19/06/2015

By John Cooke, a founder and managing director of Black Pepper Software

In the era of the cloud, software is at the forefront of business activities, from monitoring company accounts to facilitating web conferences and driving sales. It’s strange given how critical it is to the business that so few actually understand the practice of software development and the different options available to them. The most widely-used methods are Agile and Waterfall software development. The question is; which is right for your business?

Agile vs Waterfall

All development goes through certain stages: conception, initiation, analysis, design, construction, testing, implementation and maintenance. The difference between Agile and Waterfall is how they approach these various stages.

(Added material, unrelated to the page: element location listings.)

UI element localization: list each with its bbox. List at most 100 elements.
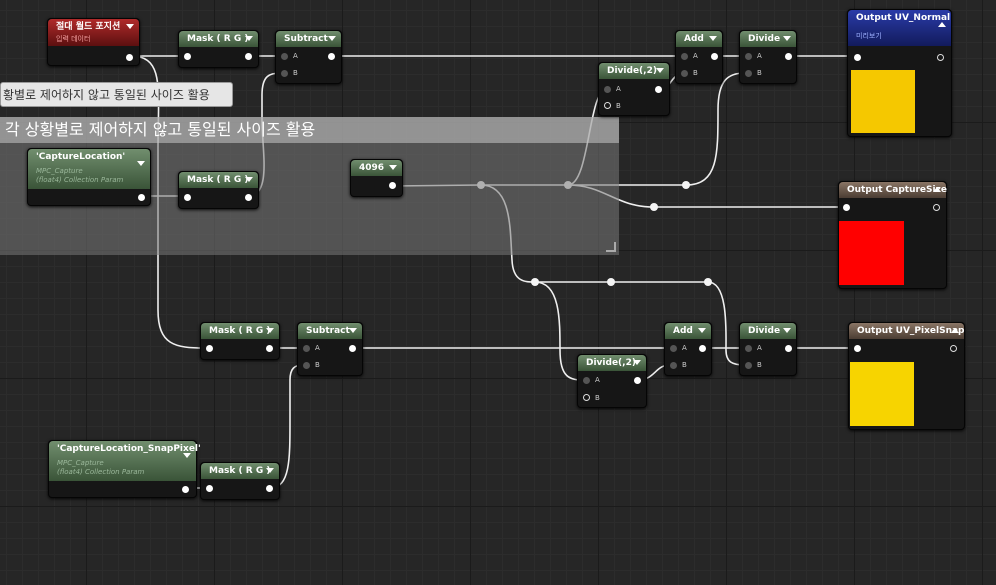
input-pin-a[interactable] xyxy=(303,345,310,352)
input-pin[interactable] xyxy=(206,345,213,352)
add-node-1[interactable]: Add A B xyxy=(675,30,723,84)
output-pin[interactable] xyxy=(266,485,273,492)
input-pin-b[interactable] xyxy=(745,362,752,369)
output-pin[interactable] xyxy=(126,54,133,61)
output-uv-pixelsnap-node[interactable]: Output UV_PixelSnap xyxy=(848,322,965,430)
output-pin[interactable] xyxy=(785,53,792,60)
pin-label: A xyxy=(595,376,600,384)
chevron-up-icon[interactable] xyxy=(951,328,959,333)
input-pin-b[interactable] xyxy=(745,70,752,77)
output-pin[interactable] xyxy=(182,486,189,493)
reroute-knot xyxy=(607,278,615,286)
node-title: Add xyxy=(673,326,693,336)
reroute-knot xyxy=(650,203,658,211)
chevron-down-icon[interactable] xyxy=(656,68,664,73)
input-pin-a[interactable] xyxy=(281,53,288,60)
output-pin[interactable] xyxy=(785,345,792,352)
chevron-down-icon[interactable] xyxy=(783,328,791,333)
pin-label: B xyxy=(693,69,698,77)
capture-location-snap-pixel-param-node[interactable]: 'CaptureLocation_SnapPixel' MPC_Capture … xyxy=(48,440,201,498)
input-pin[interactable] xyxy=(854,345,861,352)
output-pin[interactable] xyxy=(138,194,145,201)
chevron-down-icon[interactable] xyxy=(183,453,191,458)
mask-rg-node-2[interactable]: Mask ( R G ) xyxy=(178,171,259,209)
absolute-world-position-node[interactable]: 절대 월드 포지션 입력 데이터 xyxy=(47,18,140,66)
chevron-down-icon[interactable] xyxy=(328,36,336,41)
mask-rg-node-3[interactable]: Mask ( R G ) xyxy=(200,322,280,360)
output-pin[interactable] xyxy=(328,53,335,60)
output-pin[interactable] xyxy=(634,377,641,384)
subtract-node-1[interactable]: Subtract A B xyxy=(275,30,342,84)
input-pin[interactable] xyxy=(184,194,191,201)
input-pin-a[interactable] xyxy=(583,377,590,384)
node-title: Output CaptureSize xyxy=(847,185,947,195)
input-pin[interactable] xyxy=(854,54,861,61)
chevron-down-icon[interactable] xyxy=(389,165,397,170)
input-pin[interactable] xyxy=(184,53,191,60)
node-title: Output UV_PixelSnap xyxy=(857,326,965,336)
chevron-down-icon[interactable] xyxy=(245,177,253,182)
pin-label: A xyxy=(315,344,320,352)
input-pin-a[interactable] xyxy=(681,53,688,60)
chevron-up-icon[interactable] xyxy=(933,187,941,192)
capture-location-param-node[interactable]: 'CaptureLocation' MPC_Capture (float4) C… xyxy=(27,148,151,206)
chevron-down-icon[interactable] xyxy=(633,360,641,365)
node-title: 절대 월드 포지션 xyxy=(56,22,121,32)
input-pin-b[interactable] xyxy=(670,362,677,369)
output-uv-normal-node[interactable]: Output UV_Normal 미리보기 xyxy=(847,9,952,137)
output-pin[interactable] xyxy=(245,53,252,60)
node-subtitle: 미리보기 xyxy=(856,32,882,40)
output-pin[interactable] xyxy=(349,345,356,352)
chevron-down-icon[interactable] xyxy=(698,328,706,333)
preview-swatch xyxy=(850,362,914,426)
divide-node-2[interactable]: Divide A B xyxy=(739,322,797,376)
node-title: Output UV_Normal xyxy=(856,13,951,23)
input-pin-b[interactable] xyxy=(681,70,688,77)
input-pin-a[interactable] xyxy=(745,345,752,352)
chevron-down-icon[interactable] xyxy=(126,24,134,29)
chevron-down-icon[interactable] xyxy=(783,36,791,41)
output-exec-pin[interactable] xyxy=(933,204,940,211)
divide-node-1[interactable]: Divide A B xyxy=(739,30,797,84)
chevron-down-icon[interactable] xyxy=(266,328,274,333)
chevron-down-icon[interactable] xyxy=(266,468,274,473)
pin-label: B xyxy=(616,102,621,110)
node-title: Add xyxy=(684,34,704,44)
preview-swatch xyxy=(839,221,904,285)
input-pin-b[interactable] xyxy=(583,394,590,401)
chevron-down-icon[interactable] xyxy=(709,36,717,41)
resize-handle-icon[interactable] xyxy=(606,242,616,252)
subtract-node-2[interactable]: Subtract A B xyxy=(297,322,363,376)
output-pin[interactable] xyxy=(245,194,252,201)
input-pin-b[interactable] xyxy=(281,70,288,77)
output-pin[interactable] xyxy=(389,182,396,189)
input-pin-b[interactable] xyxy=(604,102,611,109)
comment-title[interactable]: 각 상황별로 제어하지 않고 통일된 사이즈 활용 xyxy=(0,117,619,143)
input-pin-a[interactable] xyxy=(670,345,677,352)
chevron-down-icon[interactable] xyxy=(137,161,145,166)
output-pin[interactable] xyxy=(699,345,706,352)
output-pin[interactable] xyxy=(655,86,662,93)
input-pin-a[interactable] xyxy=(745,53,752,60)
mask-rg-node-1[interactable]: Mask ( R G ) xyxy=(178,30,259,68)
divide-by-2-node-1[interactable]: Divide(,2) A B xyxy=(598,62,670,116)
comment-bubble[interactable]: 황별로 제어하지 않고 통일된 사이즈 활용 xyxy=(0,82,233,107)
add-node-2[interactable]: Add A B xyxy=(664,322,712,376)
input-pin-a[interactable] xyxy=(604,86,611,93)
output-exec-pin[interactable] xyxy=(937,54,944,61)
input-pin-b[interactable] xyxy=(303,362,310,369)
divide-by-2-node-2[interactable]: Divide(,2) A B xyxy=(577,354,647,408)
pin-label: B xyxy=(315,361,320,369)
input-pin[interactable] xyxy=(843,204,850,211)
output-pin[interactable] xyxy=(266,345,273,352)
output-capture-size-node[interactable]: Output CaptureSize xyxy=(838,181,947,289)
node-title: Divide(,2) xyxy=(586,358,636,368)
mask-rg-node-4[interactable]: Mask ( R G ) xyxy=(200,462,280,500)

In Waterfall, the design and development requirements are mapped out up front so everyone knows exactly what they are aiming to achieve. This means the client knows what to expect and has an idea of the time frame, size and cost of the project. However, this does mean clients have far fewer opportunities to feedback or alter the software once development has begun. This is fairly risky for a business because if the initial requirements of the project change in any way, the project is almost guaranteed to fail to meet expectations. In turn businesses would then incur additional costs to rectifying any issues and the project would take longer than predicted.

On the other hand, Agile has a strong focus on the client. Developers start off with a simple project design instead of a large document and work on small modules. As short iterations are completed (usually in weekly or fortnightly cycles) priorities of the project are reviewed, evaluated and tested. At each stage an increasingly complete product is provided to the client which they are able to use and provide feedback on.

The mindset of an Agile development team is to plan for and embrace change. It is this responsiveness and flexibility that gives Agile the edge in the business environment. Businesses are constantly changing and may have to react to external changes and Agile can accommodate this. Testing is also done as the product is developed, ensuring that any bugs are found early on in the process and the product can be released much more quickly. Early feedback means that developers can create a more specific product – ensuring it meets the client’s needs more effectively.

Agile business efficiency

Although Waterfall is still a popular methodology, the last five years have seen Agile Development quickly becoming the preferred approach for many of the world’s leading technology companies. This is partially down to the increased business efficiency levels Agile promotes, both for the development team and the client.

Continuous communication and collaboration creates an environment in which working software is available at the end of each iteration. The Waterfall approach would force the client to wait months for the project to be completed before they had a fully-functioning product, which may not be as the client want it now and misses the revenue opportunity.

Alongside this, Agile development teams produce minimal documentation to enable them to focus on fulfilling project goals as efficiently as possible, rather than carrying out time-consuming administration. In short, if the document doesn’t directly help meet the client’s end goals, it will not be produced.

Efficiency levels therefore increase as the development team can focus on producing results, while clients aren’t forced to spend hours reading pointless documents which fail to add value. Adding value is the holy grail of business and the increased efficiency levels Agile promotes support this.